The strength of Apple's revised encryption scheme in iOS 8 hinges on users choosing a strong passcode or password, which they rarely do, according to a Princeton University fellow.
Apple beefed up the encryption in its latest mobile operating system, protecting more sensitive data and employing more protections within hardware to make it harder to access. The new system has worried U.S. authorities, who fear it may make it more difficult to obtain data for law enforcement since Apple has no access to it.
Despite the new protections, data is still vulnerable in certain circumstances, wrote Joseph Bonneau, a fellow at the Center For Information Technology Policy at Princeton, who studies password security.
"Users with any simple passcode have no security against a serious attacker who's able to start guessing with the help of the device's cryptographic processor," he wrote.
If an iPhone is seized when it's turned off, it's unlikely that the keys can be derived from its cryptographic co-processor called the "Secure Enclave," which does the heavy lifting to enable encryption.
But if an attacker can boot the phone and get access to the Secure Enclave, it would be possible to start guessing passwords in a brute-force attack, and that's where the weakness lies.
Apple doesn't make it easy to completely copy all of the data on a device and boot it up using external firmware or another operating system, which would be an attacker's first step, Bonneau wrote.
His theory of how easy it would be to obtain the data from a device is dependent on an attacker being able to bypass the complicated "secure boot" sequence of an iOS 8 device.
"We'll assume this can be defeated by finding a security hole, stealing Apple's key to sign alternate code or coercing Apple into doing so," he wrote.
If that is possible, the attacker can begin guessing passcodes or passwords against the Secure Enclave.
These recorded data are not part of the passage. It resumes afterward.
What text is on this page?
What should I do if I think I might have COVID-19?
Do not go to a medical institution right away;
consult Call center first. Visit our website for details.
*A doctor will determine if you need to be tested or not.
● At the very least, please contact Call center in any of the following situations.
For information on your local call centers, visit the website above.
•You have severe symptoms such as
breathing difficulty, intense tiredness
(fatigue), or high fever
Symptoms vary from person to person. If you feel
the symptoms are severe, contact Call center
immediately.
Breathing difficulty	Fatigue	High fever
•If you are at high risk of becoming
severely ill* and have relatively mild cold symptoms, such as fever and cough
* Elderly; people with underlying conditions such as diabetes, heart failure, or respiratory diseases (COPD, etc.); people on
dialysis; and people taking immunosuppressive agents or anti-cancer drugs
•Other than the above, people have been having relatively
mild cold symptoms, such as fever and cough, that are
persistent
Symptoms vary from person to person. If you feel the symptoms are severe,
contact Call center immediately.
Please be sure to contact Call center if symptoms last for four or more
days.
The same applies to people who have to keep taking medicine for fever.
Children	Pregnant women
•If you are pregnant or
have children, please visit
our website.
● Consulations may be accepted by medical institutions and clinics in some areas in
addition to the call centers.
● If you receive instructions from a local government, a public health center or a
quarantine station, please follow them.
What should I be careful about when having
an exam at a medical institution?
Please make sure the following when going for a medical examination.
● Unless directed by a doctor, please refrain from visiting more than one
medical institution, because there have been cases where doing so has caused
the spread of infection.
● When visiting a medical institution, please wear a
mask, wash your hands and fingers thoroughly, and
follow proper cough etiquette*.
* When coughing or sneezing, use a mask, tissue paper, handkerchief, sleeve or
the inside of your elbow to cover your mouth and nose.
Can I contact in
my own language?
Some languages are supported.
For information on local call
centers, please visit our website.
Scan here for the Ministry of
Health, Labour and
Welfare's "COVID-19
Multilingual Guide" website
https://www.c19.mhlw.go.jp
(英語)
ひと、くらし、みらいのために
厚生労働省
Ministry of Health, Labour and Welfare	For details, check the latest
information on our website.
Apple's documentation suggests that such guesses could be conducted at a rate of either 12 guesses per second or one guess every five seconds.
By default, Apple asks users to set a "simple passcode," which is a four-digit numerical PIN, although users can set much longer pass phrases.
If an attacker can guess four-digit passcodes at 12 per second, the entire space of 10,000 possible PINs can be guessed in about 13 minutes, or 14 hours at the slower rate of one per five seconds, Bonneau wrote.
Apple could slow down the rate at which passwords can be entered, but that would probably annoy users. An alternative would be to limit the number of overall incorrect guesses and erase the phone's data, but that approach would require warning users that they're at risk of blanking their phone if they continue guessing, he wrote.
Even users who opt to set a longer passcode or phrase rather than a four-digit PIN are probably still at risk.
Bonneau said it's unlikely that users choose stronger passwords to protect their devices than Web services accounts, since "entering passwords on a touchscreen is painful."
The best advice is to create a password that is at least a 12-digit random number or a nine-character string of lower-case letters, he wrote. And do not use that password for any other services.
"These aren't trivial to memorize, but the vast majority of humans can do this with practice," Bonneau wrote.
If there's a fear a device may be seized, it's best to keep it off -- such as when crossing international borders -- as that offers the greatest level of encryption protection, he wrote.